Dem Irak?! Würde man vermuten. Ist aber nicht so. Bereits kurz nach den Anschlägen in den USA listete Kai Ziemann die Mail auf seiner Sonderliste zum 11. September. Damals flutete eine erste Welle der Mail durchs Netz. "Gut gemachte Lawinenmails", schreibt Luzifer.at, "können sich binnen 36 Stunden über den ganzen Globus verbreiten." Sie würden statistisch betrachtet von jedem Empfänger alle 40 Minuten an zehn weitere Personen verschickt. Nach zwei Stunden sind 1.000 User "infiziert", nach vier Stunden eine Million. "Danach flacht die Kurve wegen der "Durchseuchung" stark ab", denn niemand sende eine Kettenmail zweimal, auch wenn er sie zwölfmal bekomme.
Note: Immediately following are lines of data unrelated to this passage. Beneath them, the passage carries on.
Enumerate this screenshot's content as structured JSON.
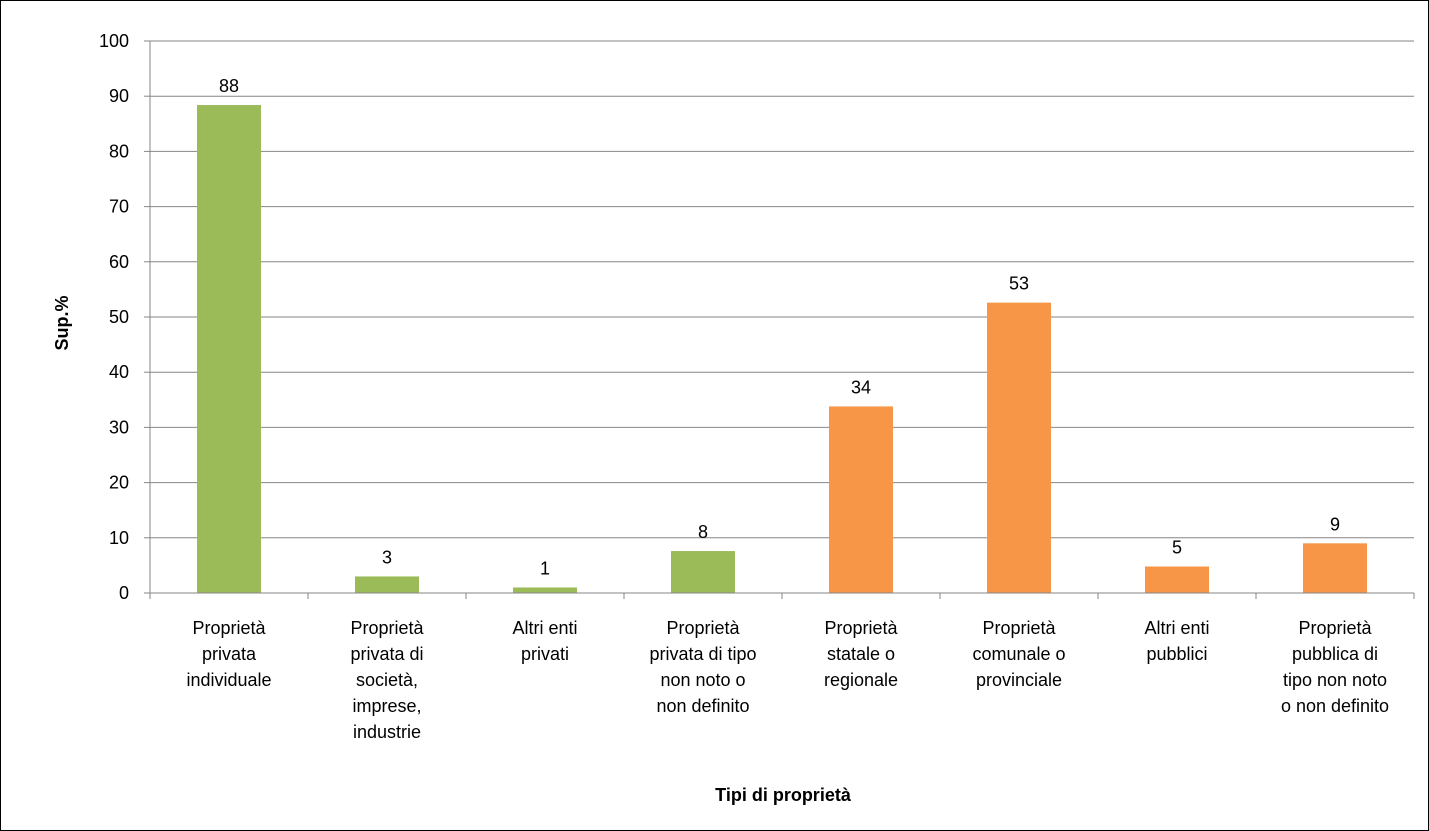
{
  "chart_data": {
    "type": "bar",
    "xlabel": "Tipi di proprietà",
    "ylabel": "Sup.%",
    "ylim": [
      0,
      100
    ],
    "yticks": [
      0,
      10,
      20,
      30,
      40,
      50,
      60,
      70,
      80,
      90,
      100
    ],
    "grid": true,
    "legend": "none",
    "categories": [
      [
        "Proprietà",
        "privata",
        "individuale"
      ],
      [
        "Proprietà",
        "privata di",
        "società,",
        "imprese,",
        "industrie"
      ],
      [
        "Altri enti",
        "privati"
      ],
      [
        "Proprietà",
        "privata di tipo",
        "non noto o",
        "non definito"
      ],
      [
        "Proprietà",
        "statale o",
        "regionale"
      ],
      [
        "Proprietà",
        "comunale o",
        "provinciale"
      ],
      [
        "Altri enti",
        "pubblici"
      ],
      [
        "Proprietà",
        "pubblica di",
        "tipo non noto",
        "o non definito"
      ]
    ],
    "values": [
      88.4,
      3.0,
      1.0,
      7.6,
      33.8,
      52.6,
      4.8,
      9.0
    ],
    "data_labels": [
      "88",
      "3",
      "1",
      "8",
      "34",
      "53",
      "5",
      "9"
    ],
    "bar_colors": [
      "#9BBB59",
      "#9BBB59",
      "#9BBB59",
      "#9BBB59",
      "#F79646",
      "#F79646",
      "#F79646",
      "#F79646"
    ],
    "colors": {
      "grid": "#868686",
      "axis": "#868686",
      "private": "#9BBB59",
      "public": "#F79646"
    }
  }
}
Anders bei der UN-Petitions-Mail. Ursprünglich im Hinblick auf den Afghanistan-Feldzug der USA verfasst, kehrte sie wegen ihrer herrlich banalen Formulierung beim drohenden Irak-Krieg gleich zurück, um erneut "tragische Ereignisse" zu vermeiden. Pech für die Vereinten Nationen. Im Washingtoner Informationsbüro der Organisation musste man das Konto unicwash@unicwash.org wegen Überlastung schließen. Die Macher reagierten prompt und ließen das Machwerk fortan der UN-Adresse inquiries@un.org zustellen.

Ob tatsächliche Kriegsangst oder im Gegenteil deren Missbrauch die Initiatoren der Petition motivert hat, vermag Albert Fuchs, Psychologe und Mitarbeiter des Informationsdienst Wissenschaft und Frieden, nicht beantworten. "Eher skeptisch stimmt mich jedoch, dass man offensichtlich mit einer Täuschung zu arbeiten versucht", sagte er auf Anfrage von Telepolis. Auch schlichte Uninformiertheit über das Funktionieren der UNO-Maschinerie mag Fuchs nicht ausschließen.

Die Vereinten Nationen haben bereits vor Jahren Internet-Petitionen als Mittel der politischen Arbeit ausgeschlossen. Schließlich kann ein Name mit Ortsbezeichnung aus dem Telefonbuch abgetippt sein und ist in keinem Fall juristisch wirksam. Ralf E. Streibl, Diplom-Psychologe an der Universität, weist auf einen zusätzlichen Umstand hin. Vorausgesetzt, die Menschen hätten tatsächlich Bedenken vor einer internationalen Zunahme der Gewalt, "ist es einfacher, sein Gewissen mit einem Knopfdruck zu beruhigen, als auf der Strasse zu demonstrieren oder anderweitig aktiv zu werden".